By Steve Scherer
OTTAWA (Reuters) – Canadian employers are firing or putting on unpaid leave thousands of workers who refused to get COVID-19 shots, squeezing an already tight labor market and raising prospects of potentially disruptive legal challenges.
Prime Minister Justin Trudeau promised vaccine mandates as a central part of his successful campaign for re-election in September, setting a precedent that has spread from the public to the private sector.
The mandate for federal workers is one of the world’s strictest, and the government has extended it to federally regulated spaces, which include airports, and to air and rail travelers.
Across Canada, hospitals, banks, insurers, school boards, police and some provincial adminstrations are now implementing similar policies for current and future hires.
Unvaccinated workers whose livelihoods are on the line – in a country where more than 83% of the eligible population over 12 years old have had their shots – are flooding labor lawyers with calls.
Air Canada and WestJet airlines alone, where well over 90% of staff are vaccinated, are suspending hundreds who are not, and demanding that new hires get inoculated. Toronto transit agencies are likewise putting hundreds on unpaid leave and reducing some services.
Ottawa Hospital, the capital’s largest and where more than 99% of staff are fully vaccinated, put on unpaid leave 186 people who failed to prove they were.

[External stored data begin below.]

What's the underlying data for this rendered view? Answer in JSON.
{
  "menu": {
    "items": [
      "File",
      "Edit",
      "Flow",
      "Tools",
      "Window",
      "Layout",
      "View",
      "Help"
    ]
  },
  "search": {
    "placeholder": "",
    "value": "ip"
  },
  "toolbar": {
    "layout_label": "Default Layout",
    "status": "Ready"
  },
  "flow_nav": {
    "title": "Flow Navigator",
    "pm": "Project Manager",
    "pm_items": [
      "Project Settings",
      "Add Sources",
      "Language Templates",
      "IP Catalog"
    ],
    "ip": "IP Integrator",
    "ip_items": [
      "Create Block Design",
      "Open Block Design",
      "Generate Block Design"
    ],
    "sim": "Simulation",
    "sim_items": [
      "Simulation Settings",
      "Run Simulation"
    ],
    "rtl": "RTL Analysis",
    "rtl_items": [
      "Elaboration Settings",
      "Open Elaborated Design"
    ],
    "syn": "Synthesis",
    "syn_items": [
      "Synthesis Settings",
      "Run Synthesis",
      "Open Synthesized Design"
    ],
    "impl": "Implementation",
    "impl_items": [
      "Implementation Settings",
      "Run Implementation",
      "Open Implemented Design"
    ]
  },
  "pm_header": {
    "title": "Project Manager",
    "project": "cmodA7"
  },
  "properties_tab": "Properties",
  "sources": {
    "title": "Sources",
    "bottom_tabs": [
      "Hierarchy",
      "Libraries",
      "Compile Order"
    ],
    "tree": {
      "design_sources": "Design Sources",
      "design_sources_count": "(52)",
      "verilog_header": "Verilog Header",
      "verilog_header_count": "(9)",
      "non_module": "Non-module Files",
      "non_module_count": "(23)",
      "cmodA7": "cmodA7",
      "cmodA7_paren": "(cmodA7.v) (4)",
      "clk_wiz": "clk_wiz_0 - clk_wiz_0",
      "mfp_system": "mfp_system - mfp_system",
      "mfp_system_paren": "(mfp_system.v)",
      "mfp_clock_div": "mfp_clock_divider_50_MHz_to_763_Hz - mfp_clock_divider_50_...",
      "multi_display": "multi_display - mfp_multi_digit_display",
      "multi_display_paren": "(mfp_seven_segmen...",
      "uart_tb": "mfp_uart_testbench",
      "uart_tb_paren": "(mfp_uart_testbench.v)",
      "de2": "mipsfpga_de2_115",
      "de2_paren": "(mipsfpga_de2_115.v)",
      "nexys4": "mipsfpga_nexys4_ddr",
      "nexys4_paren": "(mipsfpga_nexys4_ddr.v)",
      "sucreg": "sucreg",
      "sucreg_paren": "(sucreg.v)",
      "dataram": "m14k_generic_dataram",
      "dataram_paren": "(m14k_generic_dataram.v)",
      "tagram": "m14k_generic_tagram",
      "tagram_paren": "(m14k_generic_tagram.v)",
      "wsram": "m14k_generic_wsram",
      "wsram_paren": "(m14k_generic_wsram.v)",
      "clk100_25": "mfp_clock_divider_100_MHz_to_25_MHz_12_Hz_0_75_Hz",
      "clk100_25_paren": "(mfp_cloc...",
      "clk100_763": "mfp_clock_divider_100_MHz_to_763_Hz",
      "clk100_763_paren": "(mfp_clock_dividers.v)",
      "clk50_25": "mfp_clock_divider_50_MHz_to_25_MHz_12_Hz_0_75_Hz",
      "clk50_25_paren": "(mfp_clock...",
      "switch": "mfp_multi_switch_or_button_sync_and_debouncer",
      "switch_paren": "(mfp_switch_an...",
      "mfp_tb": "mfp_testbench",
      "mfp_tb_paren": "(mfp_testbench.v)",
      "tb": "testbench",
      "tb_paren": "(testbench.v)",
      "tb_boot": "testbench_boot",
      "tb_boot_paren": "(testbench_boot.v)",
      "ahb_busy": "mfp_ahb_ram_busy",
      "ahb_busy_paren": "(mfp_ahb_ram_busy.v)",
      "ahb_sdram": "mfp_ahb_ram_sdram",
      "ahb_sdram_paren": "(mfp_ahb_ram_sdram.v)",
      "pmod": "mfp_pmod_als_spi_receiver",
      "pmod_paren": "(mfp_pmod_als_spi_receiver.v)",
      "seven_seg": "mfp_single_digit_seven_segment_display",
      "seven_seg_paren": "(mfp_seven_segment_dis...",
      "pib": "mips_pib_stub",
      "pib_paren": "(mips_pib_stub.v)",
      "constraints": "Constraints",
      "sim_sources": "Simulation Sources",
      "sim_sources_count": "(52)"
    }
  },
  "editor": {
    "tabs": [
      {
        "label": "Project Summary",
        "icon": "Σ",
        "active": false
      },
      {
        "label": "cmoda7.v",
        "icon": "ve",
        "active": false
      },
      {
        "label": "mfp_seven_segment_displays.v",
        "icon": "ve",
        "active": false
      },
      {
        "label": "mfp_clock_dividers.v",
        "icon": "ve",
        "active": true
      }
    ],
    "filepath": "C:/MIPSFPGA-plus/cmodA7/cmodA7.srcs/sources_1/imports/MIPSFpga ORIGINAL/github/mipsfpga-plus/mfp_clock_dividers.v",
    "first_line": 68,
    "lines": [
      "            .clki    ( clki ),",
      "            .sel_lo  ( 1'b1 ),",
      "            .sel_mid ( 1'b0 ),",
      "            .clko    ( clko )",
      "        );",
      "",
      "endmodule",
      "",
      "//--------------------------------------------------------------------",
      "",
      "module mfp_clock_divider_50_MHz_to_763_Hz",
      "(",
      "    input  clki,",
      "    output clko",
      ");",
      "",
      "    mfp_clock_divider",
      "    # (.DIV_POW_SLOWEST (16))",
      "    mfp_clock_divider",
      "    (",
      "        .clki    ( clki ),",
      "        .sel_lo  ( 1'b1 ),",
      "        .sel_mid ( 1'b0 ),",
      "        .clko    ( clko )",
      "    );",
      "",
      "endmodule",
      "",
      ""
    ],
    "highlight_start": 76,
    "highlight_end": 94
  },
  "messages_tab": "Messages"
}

Services will not be cut, however, said spokeswoman Michaela Schreiter.
While the unvaccinated have some hopes of collecting severance pay or employment insurance, the legal advice that many are getting is that simply not wanting the shot is not grounds for a lawsuit.
“Most people are really unhappy because they want to… force the employer to change the policy,” said Paul Champ of Champ & Associates in Ottawa, whose firm has fielded 20-30 calls a day from unvaccinated workers. “I’ve been very clear to people that that’s not going to be successful.”
Only strict religious or medical exemptions are being accepted by most employers, who have a right to impose health and safety conditions in the workplace, Champ said.
JOBS SQUEEZE
Meanwhile, 64% of firms say they are facing more intense labor shortages than a year ago, which are preventing more businesses from meeting growing demand, the Bank of Canada said last month.
The jobs market will face added pressure from Nov 15, when as many as 20,000 unvaccinated federal workers – out of some 300,000 – are due to be put on unpaid leave.
“Departments and agencies will assess operational needs… and are focused on ensuring that there is no noticeable impact on service,” said Genevieve Sicard, a spokeswoman at Canada’s Treasury Board, which oversees the civil service.
The Treasury Board said it had no knowledge of a legal challenge yet, though that seems only a matter of time.
“There are a lot of people willing to take this to the end because they can see the loss of one person’s rights are a loss of everyone’s rights,” said Stacey Payne, founder of Feds for Freedom, a group of federal employees who say the mandates infringe on their privacy and freedom.
Unions could have some success in challenging vaccine mandates for people who work from home and do not interact with others, said Daniel Lublin, founding partner of Whitten & Lublin in Toronto.
The mandates are “a one-size-fits-all approach,” he said. “…And the problem I have with that is that Canadian employment laws always look at context.”
Workers also have a legal argument for severance pay or for employment insurance, lawyers said. Employment Minister Carla Qualtrough has argued those who lose their jobs because they refuse to get vaccinated should not collect employment insurance.
“A lot of people were playing this out to the wire to see if companies were actually going to fire them,” said Lublin. “If they do get fired, I do think that they’re going to fight it.”